Welcome to the Atomic-Scale Microscopy & Spectroscopy Group!

This group utilizes low-temperature scanning probe microscopy (SPM) that visualizes individual atoms and molecules in real space. We also perform localized spectroscopic measurements by irradiating the SPM junctions with laser light. This provides information on the sub-nanometer scale beyond the simple topography. The goal of this group is to understand the origin of characteristic chemical/physical phenomena at solid material surfaces and molecules adsorbed on the surfaces at the atomic level by high spatial resolution imaging and spectroscopy techniques.



    News

    Lab Exploration at Long Night of the Sciences
    Jun 2025
    We conducted guided tours of our scanning tunneling microscopy laboratory for the general public at the Long Night of the Sciences in Berlin. Scientifically interested people of all ages could experience how atomically resolved images of a gold surface were recorded by the microscope in front of them in real time. This provided a unique opportunity to the audience where questions such as the working principles of the microscope and potential applications to novel materials science and quantum computing were discussed.
    Publication: Elastic scattering-light detection meets noncontact atomic force microscopy
    Jun 2025
    In a recent article published in Science Advances, we demonstrate scattering-type near-field optical microscopy (s-SNOM) based on low-temperature non-contact atomic force microscopy (nc-AFM). This resulted from a strong collaboration with Melanie Müller’s group in Department of Physical Chemistry and Electron Microscopy group in Department of Inorganic Chemistry. An ultralow tip-oscillation amplitude driven by a nc-AFM qPlus sensor allows for the sensitive detection of a plasmonic near-field localized in a narrow Ag-Ag gap. The nc-AFM-based s-SNOM achieves 1-nm resolution, surpassing the conventional s-SNOM resolutions.
    Publication: Single-molecule-level vibrotational spectroscopy for hydrogen
    May 2025
    Our letter published in Physical Review Letters demonstrates the usefulness of tip-enhanced Raman spectroscopy (TERS) in characterizing physisorption systems. Weakly adsorbbed molecules, such as hydrogen on metal surfaces, are difficult to visualize even with scanning tunneling microscopy.

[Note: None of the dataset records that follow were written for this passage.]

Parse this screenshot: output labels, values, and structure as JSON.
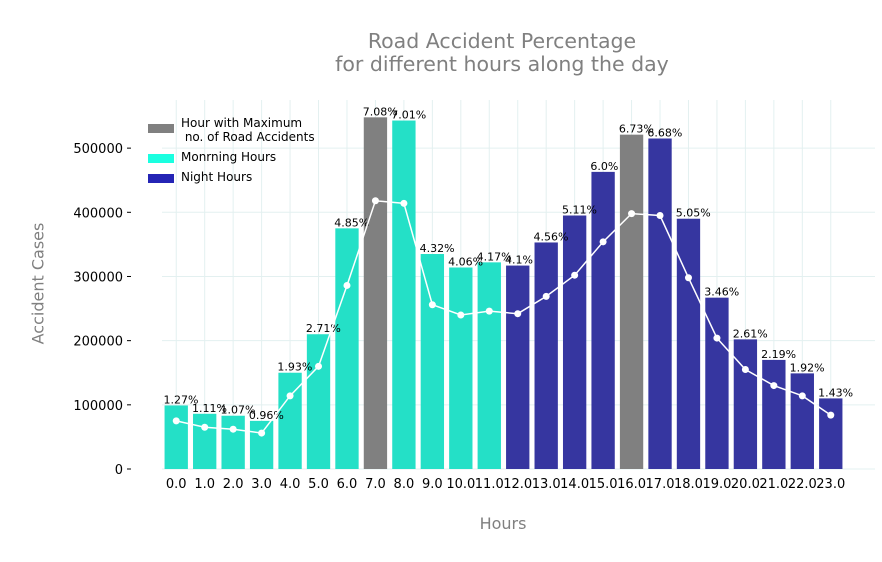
{
  "chart_data": {
    "type": "bar",
    "title_line1": "Road Accident Percentage",
    "title_line2": "for different hours along the day",
    "xlabel": "Hours",
    "ylabel": "Accident Cases",
    "categories": [
      "0.0",
      "1.0",
      "2.0",
      "3.0",
      "4.0",
      "5.0",
      "6.0",
      "7.0",
      "8.0",
      "9.0",
      "10.0",
      "11.0",
      "12.0",
      "13.0",
      "14.0",
      "15.0",
      "16.0",
      "17.0",
      "18.0",
      "19.0",
      "20.0",
      "21.0",
      "22.0",
      "23.0"
    ],
    "values": [
      99000,
      86000,
      83000,
      75000,
      150000,
      210000,
      375000,
      548000,
      543000,
      335000,
      314000,
      322000,
      317000,
      353000,
      395000,
      463000,
      521000,
      515000,
      390000,
      267000,
      202000,
      170000,
      149000,
      110000
    ],
    "bar_labels": [
      "1.27%",
      "1.11%",
      "1.07%",
      "0.96%",
      "1.93%",
      "2.71%",
      "4.85%",
      "7.08%",
      "7.01%",
      "4.32%",
      "4.06%",
      "4.17%",
      "4.1%",
      "4.56%",
      "5.11%",
      "6.0%",
      "6.73%",
      "6.68%",
      "5.05%",
      "3.46%",
      "2.61%",
      "2.19%",
      "1.92%",
      "1.43%"
    ],
    "line_values": [
      75000,
      65000,
      62000,
      56000,
      114000,
      160000,
      286000,
      418000,
      414000,
      256000,
      240000,
      246000,
      242000,
      269000,
      302000,
      354000,
      398000,
      395000,
      298000,
      204000,
      155000,
      130000,
      114000,
      84000
    ],
    "bar_groups": [
      "morning",
      "morning",
      "morning",
      "morning",
      "morning",
      "morning",
      "morning",
      "max",
      "morning",
      "morning",
      "morning",
      "morning",
      "night",
      "night",
      "night",
      "night",
      "max",
      "night",
      "night",
      "night",
      "night",
      "night",
      "night",
      "night"
    ],
    "colors": {
      "max": "#808080",
      "morning": "#24E0C7",
      "night": "#3636A0",
      "line": "#ffffff",
      "grid": "#e3f0f0",
      "legend_morning": "#1AFFE0",
      "legend_night": "#2424B5"
    },
    "legend": [
      {
        "label": "Hour with Maximum\n no. of Road Accidents",
        "group": "max"
      },
      {
        "label": "Monrning Hours",
        "group": "morning"
      },
      {
        "label": "Night Hours",
        "group": "night"
      }
    ],
    "yticks": [
      0,
      100000,
      200000,
      300000,
      400000,
      500000
    ],
    "ylim": [
      0,
      575000
    ],
    "grid": true,
    "legend_position": "upper-left"
  }
}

Nevertheless, a plasmon-enhanced molecular spectroscopy technique called TERS well detects physisorbed hydrogen at the tip-sample junction. By analizing the vibrational/rotational spectra, we can also learn about the optical properties of the local tip-sample junction. Unlike previous TERS-measurement targets, the physisorption system exhibits poor chemical enhancement. Instead, the ultraconfined electromagnetic field at the atomic-scale local junction, namely, a plasmonic picocavity, dominates the Raman signal enhancement.
    New group member: Hyeji Choi
    May 2025
    I am pleased to welcome Hyeji to our group as a doctral candidate. She works on single-molecule measurements using ultrahigh-vacuum low-temperature scanning probe microscopy. I wish her success!
    Two posters from us brought prizes!
    Oct 2024
    In an international conference, The 10th International Symposium on Surface Science (ISSS-10), Dr. Youngwook Park won Young Researcher Prize for his poster on the control of single-molecule photoswitching, and Mr. Kyungmin Kim, who visited us last year, also won Student Prize for his poster on tip-enhanced Raman spectroscopy measurements he conducted here. Their poster presentations were indeed remarkable. Congratulations, Youngwook and Kyungmin!